Situationen wie oben sind nicht weiter beunruhigend. Unser Gehirn hat das „Recht“, sich gelegentlich mal auszuklinken, dann nämlich wenn die Informationen zu viel werden. Im Alltag bringt es ohnedies Höchstleistungen zustande, denn unser Geist ist rund um die Uhr aktiv.

Menschen, aber auch Tiere besitzen die Fähigkeit, sich zu erinnern. Das ist eine Voraussetzung für das Lernen – auch bei Tieren, so etwa um Futterstellen zu finden oder Gefahren zu erkennen. Lernen ist also nur mit Gedächtnisbildung möglich. Das Individuum sammelt also mit Hilfe seiner Sinne bestimmte Erfahrungen, diese werden mit bereits gespeicherten Sinneseindrücken verglichen. Je öfter ein Sinneseindruck das System durchläuft, desto schneller und langhaltiger wird er im Langzeitgedächtnis gespeichert.

Wie viel Vergessen darf sein?

Vergessen ist daher ebenfalls ein ganz normaler Prozess. Es hat den tieferen Sinn, unsere „Festplatte“ von Datenstau zu schützen und speichert daher nur die wichtigsten Daten ab. Eine Telefonnummer, die man nur einmal benötigt, wird wahrscheinlich in dem Moment, in dem man sie gewählt hat, wieder vergessen. Was also im Kurzzeit- oder mittelfristigen Gedächtnis gespeichert ist, wird mit der Zeit wieder verworfen. Das richtet sich aber auch nach der Wichtigkeit der Situation. Im Zuge des one-while-learnings hingegen reicht auch eine einzige Erfahrung, um sie im Gedächtnis zu speichern, so etwa wird ein Kind den Griff auf die heiße Herdplatte nicht mehr vergessen. Aber auch durch häufiges Wiederholen kann sich ein Gelerntes im Gedächtnis festigen. Was wir im Langzeitgedächtnis gespeichert haben, bleibt.

Dass sich manche Mitmenschen bestimmte Namen, Zahlen, Gesichter oder Eindrücke besser merken können als andere, ist auch eine Frage der Talente, die uns von der Natur mit auf den Weg gegeben wurden. Wissenschaftlich bestätigt ist aber, dass Menschen die geistig rege, aktiv, sozial integriert und sportlich aktiv sind, ein besseres Gedächtnis haben. Ein schlechtes Gedächtnis ist also kein unveränderbares Schicksal – man kann es auch entsprechend trainieren.
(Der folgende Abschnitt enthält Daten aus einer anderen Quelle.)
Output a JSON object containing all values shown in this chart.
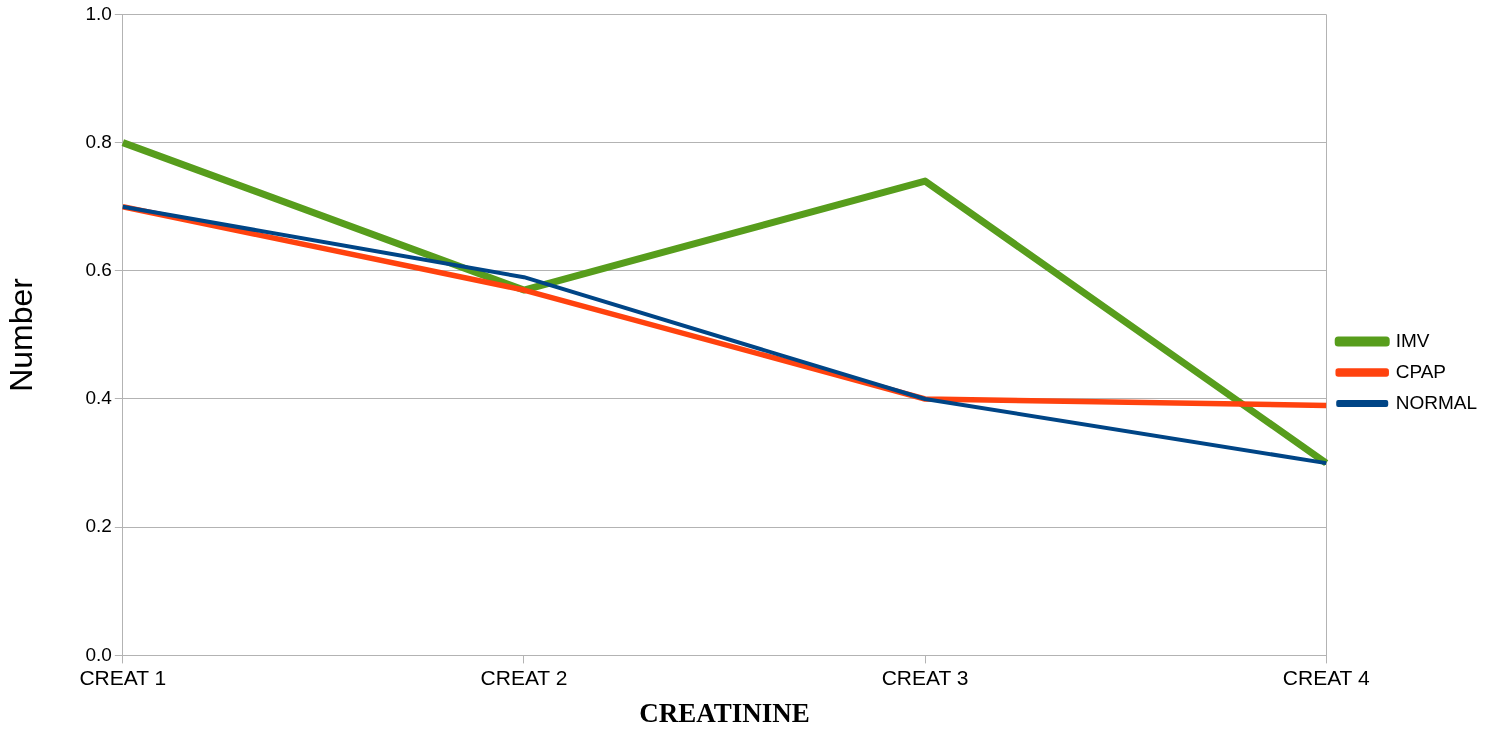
{
  "chart_data": {
    "type": "line",
    "xlabel": "CREATININE",
    "ylabel": "Number",
    "categories": [
      "CREAT 1",
      "CREAT 2",
      "CREAT 3",
      "CREAT 4"
    ],
    "series": [
      {
        "name": "IMV",
        "color": "#579d1c",
        "values": [
          0.8,
          0.57,
          0.74,
          0.3
        ]
      },
      {
        "name": "CPAP",
        "color": "#ff420e",
        "values": [
          0.7,
          0.57,
          0.4,
          0.39
        ]
      },
      {
        "name": "NORMAL",
        "color": "#004586",
        "values": [
          0.7,
          0.59,
          0.4,
          0.3
        ]
      }
    ],
    "ylim": [
      0,
      1
    ],
    "yticks": [
      {
        "value": 0,
        "label": "0.0"
      },
      {
        "value": 0.2,
        "label": "0.2"
      },
      {
        "value": 0.4,
        "label": "0.4"
      },
      {
        "value": 0.6,
        "label": "0.6"
      },
      {
        "value": 0.8,
        "label": "0.8"
      },
      {
        "value": 1,
        "label": "1.0"
      }
    ],
    "grid": "y",
    "legend": "right",
    "marker": "none",
    "line_style": "solid"
  }
}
Gedächtnis oder Konzentration?

Eine vermeintliche Gedächtnisschwäche ergibt sich oft aus mangelnder Konzentrationsfähigkeit. Kinder haben dieses Talent noch – sie versinken in ihre Legotürme, in Geschichten oder Puppenwelten und nehmen kaum Außenreize wahr. Wer jemals im Kindergarten 20 Minuten auf den Youngster gewartet hat, weil er noch zu Ende spielen musste, bestätigt dieses Naturgesetz. Anders ist es bei Erwachsenen. Wer noch so konzentriert im neuesten Krimi versinkt oder in spannenden Börseberichten – wenn das Telefon klingelt, ist es aus mit der Konzentration. Ähnliche Effekte können auch ein brüllendes Radio, tratschende Kollegen oder niedliche Kids mit sich bringen, die von der heimarbeitenden Mama Kakao, Trostpflaster, Streitschlichtung oder ähnliches begehren. In diesem Fall wird Konzentration zur Schwerarbeit, letztlich auch weil das Erledigen von drei Aufgaben gleichzeitig eine Höchstleistung für Konzentration und Gehirn ist. Andererseits gibt es auch Menschen, die sich sehr gut auf eine Sache konzentrieren können, Mediziner nennen das die selektive Aufmerksamkeit, die letztlich dazu führt, Inhalte schneller und besser zu behalten. Nicht verarbeitete seelische Probleme, Müdigkeit oder Infekte hingegen können dazu führen, dass man „keinen klaren Gedanken fassen“ kann.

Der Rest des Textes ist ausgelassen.